In recent years, boards have begun to appoint NEDs with specialist domain expertise to address company-specific strategic challenges. A good example of this is in the digital domain where there’s a growing trend towards boards appointing digital NEDs. The development follows 2014 research that showed a high majority of boards lack the digital leadership required to meet the challenges of digital/business transformation. The Russell Reynolds study of all board members in the ‘Global 300’ companies revealed that only 10% of boards could be classified as ‘highly digital’. This indicates a strategic capability gap that clearly needs addressing. Thankfully it seems progress is being made.
The enduring importance of digital leadership – a theme I’ve explored previously – is significant. However, digital is just one area where CEOs can benefit specialist domain expertise from NEDs. Outside of digital, proactive organisations are increasingly deploying Non-Exec specialists with regional, customer or commercial expertise to provide strategic counsel to the leadership team. These specialists are offering invaluable support to CEOs both within, and crucially outside of, formal board meetings.
An alternative approach – and one that’s rapidly gaining traction – is the use of specialist Advisory Boards. Advisory Boards offer a totally different kind of resource, comprising paid advisors rather than company employees or NEDs. They typically focus on specific, resonant business challenges and solicit the independent and regular input of experts in the topic. Advisory Boards are useful in that they can help businesses address gaps in knowledge without needing to alter the conventional structure of the board. Crucially, they’re an inexpensive way of bringing significant expertise into a business without the burden of fixed employment costs. The use of Advisory Boards is becoming very popular, particularly in areas such as digital strategy, technology and new/emerging markets. Their value is both significant and demonstrable.

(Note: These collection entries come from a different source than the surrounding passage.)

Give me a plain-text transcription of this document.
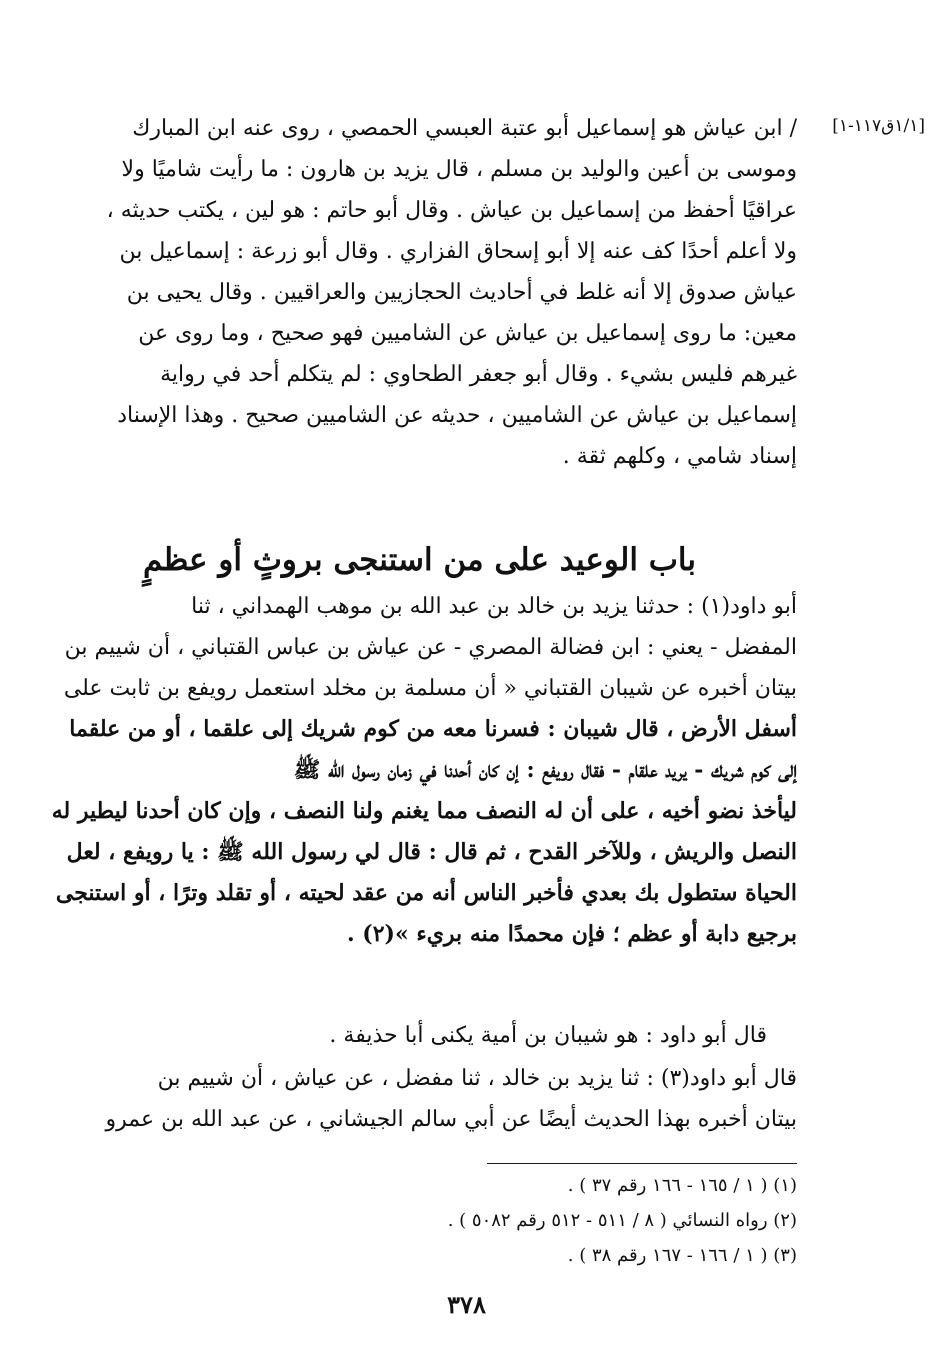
[١/١ق١١٧-١]
/ ابن عياش هو إسماعيل أبو عتبة العبسي الحمصي ، روى عنه ابن المبارك
وموسى بن أعين والوليد بن مسلم ، قال يزيد بن هارون : ما رأيت شاميًا ولا
عراقيًا أحفظ من إسماعيل بن عياش . وقال أبو حاتم : هو لين ، يكتب حديثه ،
ولا أعلم أحدًا كف عنه إلا أبو إسحاق الفزاري . وقال أبو زرعة : إسماعيل بن
عياش صدوق إلا أنه غلط في أحاديث الحجازيين والعراقيين . وقال يحيى بن
معين: ما روى إسماعيل بن عياش عن الشاميين فهو صحيح ، وما روى عن
غيرهم فليس بشيء . وقال أبو جعفر الطحاوي : لم يتكلم أحد في رواية
إسماعيل بن عياش عن الشاميين ، حديثه عن الشاميين صحيح . وهذا الإسناد
إسناد شامي ، وكلهم ثقة .
باب الوعيد على من استنجى بروثٍ أو عظمٍ
أبو داود(١) : حدثنا يزيد بن خالد بن عبد الله بن موهب الهمداني ، ثنا
المفضل - يعني : ابن فضالة المصري - عن عياش بن عباس القتباني ، أن شييم بن
بيتان أخبره عن شيبان القتباني « أن مسلمة بن مخلد استعمل رويفع بن ثابت على
أسفل الأرض ، قال شيبان : فسرنا معه من كوم شريك إلى علقما ، أو من علقما
إلى كوم شريك - يريد علقام - فقال رويفع : إن كان أحدنا في زمان رسول الله ﷺ
ليأخذ نضو أخيه ، على أن له النصف مما يغنم ولنا النصف ، وإن كان أحدنا ليطير له
النصل والريش ، وللآخر القدح ، ثم قال : قال لي رسول الله ﷺ : يا رويفع ، لعل
الحياة ستطول بك بعدي فأخبر الناس أنه من عقد لحيته ، أو تقلد وترًا ، أو استنجى
برجيع دابة أو عظم ؛ فإن محمدًا منه بريء »(٢) .
قال أبو داود : هو شيبان بن أمية يكنى أبا حذيفة .
قال أبو داود(٣) : ثنا يزيد بن خالد ، ثنا مفضل ، عن عياش ، أن شييم بن
بيتان أخبره بهذا الحديث أيضًا عن أبي سالم الجيشاني ، عن عبد الله بن عمرو
(١) ( ١ / ١٦٥ - ١٦٦ رقم ٣٧ ) .
(٢) رواه النسائي ( ٨ / ٥١١ - ٥١٢ رقم ٥٠٨٢ ) .
(٣) ( ١ / ١٦٦ - ١٦٧ رقم ٣٨ ) .
٣٧٨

So the message is clear: in today’s ever-competitive and highly pressurised markets, there’s no need for CEOs to find life lonely at the top. Effective leaders adopt a more collegiate approach, leveraging the divergent skillsets of NEDs, Advisory Boards and, of course, their executive leadership teams to shape strategy and drive growth. It’s an approach that makes sense. The most successful leaders recognise it’s far better to lean on others for support than to stand alone until they fall. There’s a lesson in there for Arsene Wenger. It may be too late for Theresa May.
In the final analysis, the advice of Branson and co is eminently sensible. After all, healthy body, healthy mind. But to be truly fit for purpose, perhaps it’s a good idea for CEOs to mix the metaphors: work together and it might just work out.